Author(s): Bravo HC, Lee KE, Klein BE, Klein R, Iyengar SK, Wahba G. Examining the relative influence of familial, genetic, and environmental covariate information in flexible risk models. Proc Natl Acad Sci U S A. 2009 May 19;106(20):8128-33. doi: 10.1073/pnas.0902906106. Epub 2009 May 6. PMID 19420224

Journal: Proceedings Of The National Academy Of Sciences Of The United States Of America, Volume 106, Issue 20, May 2009

We present a method for examining the relative influence of familial, genetic, and environmental covariate information in flexible nonparametric risk models.
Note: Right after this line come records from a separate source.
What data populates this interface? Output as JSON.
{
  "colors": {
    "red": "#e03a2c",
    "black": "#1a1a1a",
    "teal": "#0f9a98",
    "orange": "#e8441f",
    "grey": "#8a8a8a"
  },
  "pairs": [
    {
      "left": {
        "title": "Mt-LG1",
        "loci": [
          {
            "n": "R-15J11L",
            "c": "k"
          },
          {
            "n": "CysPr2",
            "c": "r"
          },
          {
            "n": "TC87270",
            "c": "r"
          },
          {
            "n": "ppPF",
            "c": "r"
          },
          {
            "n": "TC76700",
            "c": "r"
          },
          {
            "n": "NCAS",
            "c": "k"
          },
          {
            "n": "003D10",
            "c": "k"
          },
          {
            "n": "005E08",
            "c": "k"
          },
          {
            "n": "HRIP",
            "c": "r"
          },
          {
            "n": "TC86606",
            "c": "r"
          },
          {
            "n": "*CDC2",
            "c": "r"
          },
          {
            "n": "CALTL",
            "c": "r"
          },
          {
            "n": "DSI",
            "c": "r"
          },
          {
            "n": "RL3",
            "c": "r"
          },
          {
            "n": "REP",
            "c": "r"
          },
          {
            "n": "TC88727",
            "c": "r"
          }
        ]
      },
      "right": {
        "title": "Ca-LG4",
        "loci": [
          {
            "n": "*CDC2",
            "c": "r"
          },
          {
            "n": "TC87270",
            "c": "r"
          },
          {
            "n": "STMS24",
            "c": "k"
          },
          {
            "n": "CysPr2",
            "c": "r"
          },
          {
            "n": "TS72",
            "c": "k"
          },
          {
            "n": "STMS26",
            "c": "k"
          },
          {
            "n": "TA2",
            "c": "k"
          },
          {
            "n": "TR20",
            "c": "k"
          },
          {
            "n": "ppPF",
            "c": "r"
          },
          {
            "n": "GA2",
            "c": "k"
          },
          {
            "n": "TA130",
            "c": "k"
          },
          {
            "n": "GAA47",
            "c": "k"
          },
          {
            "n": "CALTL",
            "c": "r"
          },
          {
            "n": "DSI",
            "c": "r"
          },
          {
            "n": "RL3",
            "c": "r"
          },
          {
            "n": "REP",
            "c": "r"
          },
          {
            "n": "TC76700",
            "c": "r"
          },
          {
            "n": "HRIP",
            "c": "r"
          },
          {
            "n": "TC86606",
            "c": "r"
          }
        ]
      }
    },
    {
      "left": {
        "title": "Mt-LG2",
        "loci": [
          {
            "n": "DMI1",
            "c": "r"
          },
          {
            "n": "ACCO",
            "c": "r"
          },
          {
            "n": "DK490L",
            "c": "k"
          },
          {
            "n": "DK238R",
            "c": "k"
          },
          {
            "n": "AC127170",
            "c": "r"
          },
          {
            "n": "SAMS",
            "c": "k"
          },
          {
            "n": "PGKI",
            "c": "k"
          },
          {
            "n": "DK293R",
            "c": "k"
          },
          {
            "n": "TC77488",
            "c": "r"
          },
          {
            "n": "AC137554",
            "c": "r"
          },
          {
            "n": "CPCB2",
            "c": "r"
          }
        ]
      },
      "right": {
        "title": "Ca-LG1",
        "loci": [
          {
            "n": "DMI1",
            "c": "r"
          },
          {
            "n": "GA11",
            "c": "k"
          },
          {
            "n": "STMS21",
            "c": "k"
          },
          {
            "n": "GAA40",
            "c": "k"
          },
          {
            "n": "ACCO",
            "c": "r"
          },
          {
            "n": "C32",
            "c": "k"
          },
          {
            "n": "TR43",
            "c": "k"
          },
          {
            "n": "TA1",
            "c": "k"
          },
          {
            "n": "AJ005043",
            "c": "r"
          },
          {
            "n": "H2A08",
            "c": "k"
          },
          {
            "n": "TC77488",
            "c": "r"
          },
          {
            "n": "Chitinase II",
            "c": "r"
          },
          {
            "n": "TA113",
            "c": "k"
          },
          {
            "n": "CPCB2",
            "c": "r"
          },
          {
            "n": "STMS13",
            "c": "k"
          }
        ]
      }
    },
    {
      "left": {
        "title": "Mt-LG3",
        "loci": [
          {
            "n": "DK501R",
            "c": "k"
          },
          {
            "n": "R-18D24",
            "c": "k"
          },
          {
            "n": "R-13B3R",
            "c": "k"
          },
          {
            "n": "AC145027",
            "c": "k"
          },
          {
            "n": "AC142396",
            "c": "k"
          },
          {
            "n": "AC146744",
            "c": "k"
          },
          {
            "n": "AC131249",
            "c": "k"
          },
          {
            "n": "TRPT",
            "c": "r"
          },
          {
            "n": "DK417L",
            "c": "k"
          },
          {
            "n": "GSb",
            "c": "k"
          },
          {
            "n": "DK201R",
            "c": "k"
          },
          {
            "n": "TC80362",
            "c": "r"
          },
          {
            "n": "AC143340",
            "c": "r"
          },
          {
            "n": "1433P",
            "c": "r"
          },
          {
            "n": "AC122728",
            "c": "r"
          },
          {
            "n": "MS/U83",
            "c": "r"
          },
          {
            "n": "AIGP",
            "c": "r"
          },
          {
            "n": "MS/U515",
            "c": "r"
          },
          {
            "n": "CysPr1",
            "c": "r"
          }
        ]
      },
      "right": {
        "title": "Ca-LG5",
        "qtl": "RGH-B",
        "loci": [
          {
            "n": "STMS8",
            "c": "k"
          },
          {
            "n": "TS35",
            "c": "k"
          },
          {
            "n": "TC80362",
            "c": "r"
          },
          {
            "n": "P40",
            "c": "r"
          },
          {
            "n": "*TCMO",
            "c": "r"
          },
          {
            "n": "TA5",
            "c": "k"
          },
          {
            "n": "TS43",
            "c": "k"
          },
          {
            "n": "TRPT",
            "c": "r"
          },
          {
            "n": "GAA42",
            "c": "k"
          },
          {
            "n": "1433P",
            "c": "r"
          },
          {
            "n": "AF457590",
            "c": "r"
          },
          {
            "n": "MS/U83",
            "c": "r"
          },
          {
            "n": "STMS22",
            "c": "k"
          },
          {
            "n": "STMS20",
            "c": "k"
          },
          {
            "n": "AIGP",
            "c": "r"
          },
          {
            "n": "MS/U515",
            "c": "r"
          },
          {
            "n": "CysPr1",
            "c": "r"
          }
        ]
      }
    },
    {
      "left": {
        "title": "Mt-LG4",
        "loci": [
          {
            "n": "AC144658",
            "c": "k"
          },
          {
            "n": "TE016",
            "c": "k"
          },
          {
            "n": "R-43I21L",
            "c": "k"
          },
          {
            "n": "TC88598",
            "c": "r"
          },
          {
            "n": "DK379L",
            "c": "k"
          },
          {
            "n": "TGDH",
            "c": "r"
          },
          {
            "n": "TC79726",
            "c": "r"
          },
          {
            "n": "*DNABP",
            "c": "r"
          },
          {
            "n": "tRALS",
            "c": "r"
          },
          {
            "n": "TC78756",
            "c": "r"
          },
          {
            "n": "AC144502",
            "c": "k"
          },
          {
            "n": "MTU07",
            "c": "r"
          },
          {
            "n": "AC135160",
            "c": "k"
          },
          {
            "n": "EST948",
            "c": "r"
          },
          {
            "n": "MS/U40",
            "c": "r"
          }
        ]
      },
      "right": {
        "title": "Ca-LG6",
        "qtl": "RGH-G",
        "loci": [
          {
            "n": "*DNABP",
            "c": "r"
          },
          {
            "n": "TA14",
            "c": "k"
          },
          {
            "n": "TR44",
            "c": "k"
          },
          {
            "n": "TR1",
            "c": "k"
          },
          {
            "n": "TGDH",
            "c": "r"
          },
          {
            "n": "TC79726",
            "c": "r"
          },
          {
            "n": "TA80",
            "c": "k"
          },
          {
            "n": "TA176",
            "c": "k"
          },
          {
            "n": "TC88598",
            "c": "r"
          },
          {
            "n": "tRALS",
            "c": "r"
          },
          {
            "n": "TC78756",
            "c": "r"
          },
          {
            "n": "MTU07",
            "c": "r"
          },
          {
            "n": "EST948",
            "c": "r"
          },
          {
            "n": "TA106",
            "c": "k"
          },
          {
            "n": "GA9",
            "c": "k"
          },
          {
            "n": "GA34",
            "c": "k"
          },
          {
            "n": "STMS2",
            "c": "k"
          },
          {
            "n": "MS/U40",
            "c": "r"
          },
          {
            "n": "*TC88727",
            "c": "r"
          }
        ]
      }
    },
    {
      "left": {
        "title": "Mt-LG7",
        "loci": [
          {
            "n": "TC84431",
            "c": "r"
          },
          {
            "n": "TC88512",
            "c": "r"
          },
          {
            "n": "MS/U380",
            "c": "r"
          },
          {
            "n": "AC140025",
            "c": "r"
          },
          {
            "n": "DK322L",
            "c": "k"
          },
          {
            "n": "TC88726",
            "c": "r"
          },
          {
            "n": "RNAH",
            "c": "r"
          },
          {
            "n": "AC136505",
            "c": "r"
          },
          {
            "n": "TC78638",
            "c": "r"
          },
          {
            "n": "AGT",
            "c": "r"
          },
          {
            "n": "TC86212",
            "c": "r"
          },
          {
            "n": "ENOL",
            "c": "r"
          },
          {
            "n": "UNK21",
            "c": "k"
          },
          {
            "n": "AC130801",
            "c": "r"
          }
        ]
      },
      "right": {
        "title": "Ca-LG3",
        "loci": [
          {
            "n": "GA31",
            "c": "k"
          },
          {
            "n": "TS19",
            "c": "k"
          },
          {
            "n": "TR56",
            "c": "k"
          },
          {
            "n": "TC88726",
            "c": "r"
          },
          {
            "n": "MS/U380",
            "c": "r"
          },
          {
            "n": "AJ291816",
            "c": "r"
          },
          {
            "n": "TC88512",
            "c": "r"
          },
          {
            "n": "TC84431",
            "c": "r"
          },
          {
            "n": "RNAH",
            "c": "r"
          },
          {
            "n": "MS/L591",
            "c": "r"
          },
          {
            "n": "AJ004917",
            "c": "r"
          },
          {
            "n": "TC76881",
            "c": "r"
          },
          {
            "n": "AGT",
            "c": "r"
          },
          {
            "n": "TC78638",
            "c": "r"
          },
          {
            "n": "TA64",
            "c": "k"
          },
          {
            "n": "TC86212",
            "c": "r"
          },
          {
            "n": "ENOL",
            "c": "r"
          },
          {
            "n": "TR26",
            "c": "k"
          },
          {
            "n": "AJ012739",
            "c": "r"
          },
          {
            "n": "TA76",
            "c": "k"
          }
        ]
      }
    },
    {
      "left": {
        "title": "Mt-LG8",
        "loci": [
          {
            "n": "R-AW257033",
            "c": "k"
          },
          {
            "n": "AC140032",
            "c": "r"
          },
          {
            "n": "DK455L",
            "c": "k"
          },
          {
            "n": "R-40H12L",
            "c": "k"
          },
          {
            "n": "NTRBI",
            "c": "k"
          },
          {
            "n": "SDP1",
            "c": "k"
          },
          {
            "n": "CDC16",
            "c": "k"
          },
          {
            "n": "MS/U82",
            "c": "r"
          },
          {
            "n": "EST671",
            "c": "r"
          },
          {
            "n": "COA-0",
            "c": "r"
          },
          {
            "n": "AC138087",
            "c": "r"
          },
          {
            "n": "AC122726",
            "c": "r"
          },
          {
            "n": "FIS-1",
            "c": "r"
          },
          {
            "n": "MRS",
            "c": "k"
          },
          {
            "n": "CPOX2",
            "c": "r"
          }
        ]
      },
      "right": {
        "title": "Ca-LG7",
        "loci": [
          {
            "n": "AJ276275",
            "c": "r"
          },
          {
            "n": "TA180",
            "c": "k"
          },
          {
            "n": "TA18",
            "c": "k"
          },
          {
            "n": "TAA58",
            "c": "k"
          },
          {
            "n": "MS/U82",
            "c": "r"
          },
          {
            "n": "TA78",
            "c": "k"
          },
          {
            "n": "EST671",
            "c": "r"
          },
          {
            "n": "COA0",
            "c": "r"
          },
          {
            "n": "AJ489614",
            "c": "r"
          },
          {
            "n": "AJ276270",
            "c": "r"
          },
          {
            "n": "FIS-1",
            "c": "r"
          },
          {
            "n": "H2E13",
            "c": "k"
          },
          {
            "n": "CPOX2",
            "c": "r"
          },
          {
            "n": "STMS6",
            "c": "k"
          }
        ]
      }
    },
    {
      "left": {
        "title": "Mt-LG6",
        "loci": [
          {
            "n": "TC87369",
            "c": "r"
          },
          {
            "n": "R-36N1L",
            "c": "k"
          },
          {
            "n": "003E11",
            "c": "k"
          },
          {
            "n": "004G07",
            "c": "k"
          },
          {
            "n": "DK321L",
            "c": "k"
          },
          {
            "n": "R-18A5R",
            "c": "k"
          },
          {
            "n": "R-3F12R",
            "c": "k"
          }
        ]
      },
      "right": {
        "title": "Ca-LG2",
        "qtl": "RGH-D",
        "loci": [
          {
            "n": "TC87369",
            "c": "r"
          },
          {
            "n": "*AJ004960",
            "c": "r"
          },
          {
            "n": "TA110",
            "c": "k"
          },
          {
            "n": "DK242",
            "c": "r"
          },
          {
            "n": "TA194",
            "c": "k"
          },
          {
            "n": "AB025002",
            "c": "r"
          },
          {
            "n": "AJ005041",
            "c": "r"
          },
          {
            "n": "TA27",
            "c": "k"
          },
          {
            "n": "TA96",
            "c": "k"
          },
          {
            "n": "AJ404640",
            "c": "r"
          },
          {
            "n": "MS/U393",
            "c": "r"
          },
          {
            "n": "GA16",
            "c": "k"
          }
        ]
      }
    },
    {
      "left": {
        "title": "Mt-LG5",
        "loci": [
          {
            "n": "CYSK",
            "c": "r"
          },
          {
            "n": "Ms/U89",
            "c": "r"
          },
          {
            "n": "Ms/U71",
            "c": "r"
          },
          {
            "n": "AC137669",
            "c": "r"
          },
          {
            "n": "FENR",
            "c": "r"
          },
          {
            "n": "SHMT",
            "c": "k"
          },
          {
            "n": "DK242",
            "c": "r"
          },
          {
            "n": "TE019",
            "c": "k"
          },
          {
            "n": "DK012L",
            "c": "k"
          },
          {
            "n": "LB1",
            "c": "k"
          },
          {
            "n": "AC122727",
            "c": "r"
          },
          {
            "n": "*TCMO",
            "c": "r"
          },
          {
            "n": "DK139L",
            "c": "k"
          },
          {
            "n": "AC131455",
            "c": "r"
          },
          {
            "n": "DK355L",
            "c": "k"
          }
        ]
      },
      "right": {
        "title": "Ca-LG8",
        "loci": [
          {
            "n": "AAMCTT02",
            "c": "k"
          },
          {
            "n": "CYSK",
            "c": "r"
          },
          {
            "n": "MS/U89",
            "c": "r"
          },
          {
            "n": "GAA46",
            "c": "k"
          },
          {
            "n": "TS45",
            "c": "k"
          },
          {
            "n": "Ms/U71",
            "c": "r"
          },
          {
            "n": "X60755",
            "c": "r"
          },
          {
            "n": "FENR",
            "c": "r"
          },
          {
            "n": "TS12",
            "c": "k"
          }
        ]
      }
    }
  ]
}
Our goal is investigating the relative importance of these three sources of information as they are associated with a particular outcome. To that end, we developed a method for incorporating arbitrary pedigree information in a smoothing spline ANOVA (SS-ANOVA) model. By expressing pedigree data as a positive semidefinite kernel matrix, the SS-ANOVA model is able to estimate a log-odds ratio as a multicomponent function of several variables: one or more functional components representing information from environmental covariates and/or genetic marker data and another representing pedigree relationships. We report a case study on models for retinal pigmentary abnormalities in the Beaver Dam Eye Study. Our model verifies known facts about the epidemiology of this eye lesion–found in eyes with early age-related macular degeneration–and shows significantly increased predictive ability in models that include all three of the genetic, environmental, and familial data sources. The case study also shows that models that contain only two of these data sources, that is, pedigree-environmental covariates, or pedigree-genetic markers, or environmental covariates-genetic markers, have comparable predictive ability, but less than the model with all three. This result is consistent with the notions that genetic marker data encode–at least in part–pedigree data, and that familial correlations encode shared environment data as well.